I know one thing, their officers didn’t put up with no bull. The officers of the South Korean Army didn’t play no games with their soldiers. I seen em have one in the pushup position, and that lieutenant took his swagger stick and he beat the doggone tar out of him. I was afraid to look.
I felt good when we was around them Koreans. I know one thing about them, the North Vietnamese was scared to death of em. I think that’s what kept us not getting mortared or trying to get overrun so much when we was up there north of Qui Nhon, because of the South Koreans.
An Enduring Memory
As a battery commander I took my job seriously and was always looking after the welfare of the troops. One of the things you had to do was make sure you got rid of all the human waste. You couldn’t be digging slit trenches everywhere, otherwise you’d had the whole damn battery littered with open and closed trench latrines. The procedure that was used to get rid of the waste was to cut a 55 gallon drum in half, pour in diesel fuel, and build an outhouse over it with ammo boxes. You were lucky if you had a two-holer, and really lucky if you had a four-holer. We’d give the battery medic a detail every morning to pull out those half barrels, pour in more diesel fuel, then set them on fire and burn the waste.
Our battery medic was a fine young man. I can’t remember his name. I remember when he was leaving I talked to him at some length. He was going to school back east to get a degree. He said, “You know captain, this has been a great experience for me.”

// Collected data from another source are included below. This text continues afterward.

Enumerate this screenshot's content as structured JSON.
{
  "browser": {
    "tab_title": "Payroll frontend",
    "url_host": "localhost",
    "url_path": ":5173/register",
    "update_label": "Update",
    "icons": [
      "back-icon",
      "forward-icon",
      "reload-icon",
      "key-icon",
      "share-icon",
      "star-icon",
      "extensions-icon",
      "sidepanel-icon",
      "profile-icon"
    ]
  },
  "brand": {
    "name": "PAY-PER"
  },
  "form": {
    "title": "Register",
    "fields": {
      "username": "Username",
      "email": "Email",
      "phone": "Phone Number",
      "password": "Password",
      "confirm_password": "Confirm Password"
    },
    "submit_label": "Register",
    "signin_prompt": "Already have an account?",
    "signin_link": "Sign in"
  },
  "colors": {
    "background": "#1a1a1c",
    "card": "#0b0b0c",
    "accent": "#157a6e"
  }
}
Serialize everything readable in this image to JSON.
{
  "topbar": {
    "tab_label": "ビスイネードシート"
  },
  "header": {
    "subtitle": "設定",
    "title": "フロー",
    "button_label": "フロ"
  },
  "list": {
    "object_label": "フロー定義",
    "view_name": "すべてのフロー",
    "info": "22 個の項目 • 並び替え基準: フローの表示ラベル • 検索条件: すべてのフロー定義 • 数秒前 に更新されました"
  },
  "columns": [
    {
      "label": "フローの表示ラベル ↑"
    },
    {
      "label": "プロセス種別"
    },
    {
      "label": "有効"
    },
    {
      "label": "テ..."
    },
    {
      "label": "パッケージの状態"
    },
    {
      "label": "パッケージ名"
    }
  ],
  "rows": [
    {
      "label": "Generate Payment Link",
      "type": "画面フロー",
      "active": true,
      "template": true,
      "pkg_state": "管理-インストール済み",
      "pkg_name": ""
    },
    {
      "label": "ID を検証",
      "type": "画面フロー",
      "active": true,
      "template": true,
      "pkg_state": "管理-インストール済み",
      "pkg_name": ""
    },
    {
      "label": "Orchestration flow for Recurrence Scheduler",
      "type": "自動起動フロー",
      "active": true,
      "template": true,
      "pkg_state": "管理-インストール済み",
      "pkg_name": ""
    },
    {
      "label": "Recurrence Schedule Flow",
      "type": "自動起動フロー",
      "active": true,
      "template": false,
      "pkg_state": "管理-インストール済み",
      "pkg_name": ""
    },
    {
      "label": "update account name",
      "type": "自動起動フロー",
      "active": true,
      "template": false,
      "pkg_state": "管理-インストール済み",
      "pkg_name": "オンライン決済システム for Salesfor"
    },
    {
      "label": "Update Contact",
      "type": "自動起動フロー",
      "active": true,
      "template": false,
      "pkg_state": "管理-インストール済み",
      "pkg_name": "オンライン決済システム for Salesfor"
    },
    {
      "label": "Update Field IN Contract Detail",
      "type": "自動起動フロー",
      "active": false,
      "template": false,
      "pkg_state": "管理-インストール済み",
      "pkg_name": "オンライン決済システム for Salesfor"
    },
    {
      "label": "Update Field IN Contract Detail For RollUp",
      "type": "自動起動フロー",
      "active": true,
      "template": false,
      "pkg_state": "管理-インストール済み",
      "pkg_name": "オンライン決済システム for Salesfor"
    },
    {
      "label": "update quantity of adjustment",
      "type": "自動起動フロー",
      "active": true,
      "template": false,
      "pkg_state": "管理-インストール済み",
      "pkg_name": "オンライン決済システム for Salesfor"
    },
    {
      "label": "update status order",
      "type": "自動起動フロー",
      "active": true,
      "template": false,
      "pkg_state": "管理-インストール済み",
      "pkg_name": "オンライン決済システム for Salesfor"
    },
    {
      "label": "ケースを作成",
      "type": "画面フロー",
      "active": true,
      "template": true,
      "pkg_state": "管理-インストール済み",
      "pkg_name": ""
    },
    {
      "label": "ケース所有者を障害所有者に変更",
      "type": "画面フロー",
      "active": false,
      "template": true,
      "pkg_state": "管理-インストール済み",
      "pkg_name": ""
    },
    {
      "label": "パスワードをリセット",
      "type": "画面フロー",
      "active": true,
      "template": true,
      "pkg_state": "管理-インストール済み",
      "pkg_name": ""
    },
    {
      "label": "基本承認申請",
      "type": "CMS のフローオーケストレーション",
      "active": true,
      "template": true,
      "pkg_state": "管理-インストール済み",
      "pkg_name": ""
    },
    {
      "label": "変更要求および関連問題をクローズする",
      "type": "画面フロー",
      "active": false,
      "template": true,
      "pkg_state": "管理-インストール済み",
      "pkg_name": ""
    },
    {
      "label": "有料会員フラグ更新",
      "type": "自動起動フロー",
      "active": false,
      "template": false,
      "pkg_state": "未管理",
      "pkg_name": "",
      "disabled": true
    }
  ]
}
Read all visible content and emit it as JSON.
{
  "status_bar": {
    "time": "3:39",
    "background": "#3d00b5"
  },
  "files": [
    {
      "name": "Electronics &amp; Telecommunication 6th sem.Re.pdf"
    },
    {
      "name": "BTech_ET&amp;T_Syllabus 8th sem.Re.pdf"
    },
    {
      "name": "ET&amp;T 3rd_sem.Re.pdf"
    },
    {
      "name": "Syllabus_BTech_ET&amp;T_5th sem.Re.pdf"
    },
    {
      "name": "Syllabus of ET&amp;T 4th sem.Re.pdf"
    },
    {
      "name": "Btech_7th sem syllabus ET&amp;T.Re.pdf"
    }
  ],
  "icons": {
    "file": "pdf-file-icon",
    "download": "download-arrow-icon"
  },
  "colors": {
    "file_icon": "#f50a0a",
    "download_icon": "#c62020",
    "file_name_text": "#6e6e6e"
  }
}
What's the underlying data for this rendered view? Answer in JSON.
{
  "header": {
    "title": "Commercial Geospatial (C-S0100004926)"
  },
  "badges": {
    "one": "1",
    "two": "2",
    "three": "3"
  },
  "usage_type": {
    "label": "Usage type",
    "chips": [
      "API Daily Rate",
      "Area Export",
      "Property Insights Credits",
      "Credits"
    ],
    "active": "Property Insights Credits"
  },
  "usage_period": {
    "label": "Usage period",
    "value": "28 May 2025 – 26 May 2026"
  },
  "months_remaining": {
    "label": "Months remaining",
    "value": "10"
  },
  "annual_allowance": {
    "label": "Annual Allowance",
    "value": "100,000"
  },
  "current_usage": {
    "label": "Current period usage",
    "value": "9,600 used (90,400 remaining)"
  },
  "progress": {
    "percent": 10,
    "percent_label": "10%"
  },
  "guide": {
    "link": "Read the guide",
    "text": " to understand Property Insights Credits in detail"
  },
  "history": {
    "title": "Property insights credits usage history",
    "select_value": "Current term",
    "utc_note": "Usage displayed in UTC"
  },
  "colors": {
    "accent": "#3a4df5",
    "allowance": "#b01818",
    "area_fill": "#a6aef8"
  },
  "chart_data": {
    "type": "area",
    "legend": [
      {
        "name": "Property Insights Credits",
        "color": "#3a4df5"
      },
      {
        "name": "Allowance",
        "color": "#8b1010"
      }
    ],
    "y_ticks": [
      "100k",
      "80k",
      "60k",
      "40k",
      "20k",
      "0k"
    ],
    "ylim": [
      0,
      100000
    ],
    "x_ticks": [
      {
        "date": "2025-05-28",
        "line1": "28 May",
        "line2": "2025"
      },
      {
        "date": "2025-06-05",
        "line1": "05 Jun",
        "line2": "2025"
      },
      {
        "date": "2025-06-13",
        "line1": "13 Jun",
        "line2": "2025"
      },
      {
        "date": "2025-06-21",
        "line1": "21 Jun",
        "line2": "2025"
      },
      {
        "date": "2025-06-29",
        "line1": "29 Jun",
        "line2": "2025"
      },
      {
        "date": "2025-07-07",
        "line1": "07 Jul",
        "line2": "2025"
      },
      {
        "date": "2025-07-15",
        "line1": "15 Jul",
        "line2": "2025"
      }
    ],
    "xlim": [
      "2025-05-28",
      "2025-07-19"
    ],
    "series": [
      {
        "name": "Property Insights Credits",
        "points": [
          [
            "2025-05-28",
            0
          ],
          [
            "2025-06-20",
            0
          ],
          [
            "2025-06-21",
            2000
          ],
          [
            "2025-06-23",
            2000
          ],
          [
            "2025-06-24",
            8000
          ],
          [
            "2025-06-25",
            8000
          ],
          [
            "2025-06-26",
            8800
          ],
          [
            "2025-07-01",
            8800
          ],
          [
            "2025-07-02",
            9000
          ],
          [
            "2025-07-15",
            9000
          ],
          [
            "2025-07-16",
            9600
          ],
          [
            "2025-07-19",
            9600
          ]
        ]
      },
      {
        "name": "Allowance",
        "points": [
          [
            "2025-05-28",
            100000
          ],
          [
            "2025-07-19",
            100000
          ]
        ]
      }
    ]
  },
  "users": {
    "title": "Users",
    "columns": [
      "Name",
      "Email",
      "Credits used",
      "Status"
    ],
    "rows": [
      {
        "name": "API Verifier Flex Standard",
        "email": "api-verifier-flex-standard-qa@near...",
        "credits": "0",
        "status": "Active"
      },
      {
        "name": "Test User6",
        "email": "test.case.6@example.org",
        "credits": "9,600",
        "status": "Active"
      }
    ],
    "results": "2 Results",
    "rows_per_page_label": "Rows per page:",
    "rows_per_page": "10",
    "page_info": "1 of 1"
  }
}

I said, “What do you remember most about it?”
“What I remember most – I’m going to tell all my friends when I get home when they ask me what I did in Vietnam, I’m going to tell them, ‘I saw more shit.’”
“You going to let them take that figuratively or literally?”
“I’m not going to say anything after that.”
A Kick in the Ass
I noticed a gun section one night at dusk lined up in rigid military attention in front of their howitzer. On a command from the section chief they all kicked their right foot into the air vigorously and emitted a loud, EEEAAAH. I went to the section chief and said, “What’s going on there, chief?”
He said, “Sir, we have just kicked another Vietnam day in the ass.”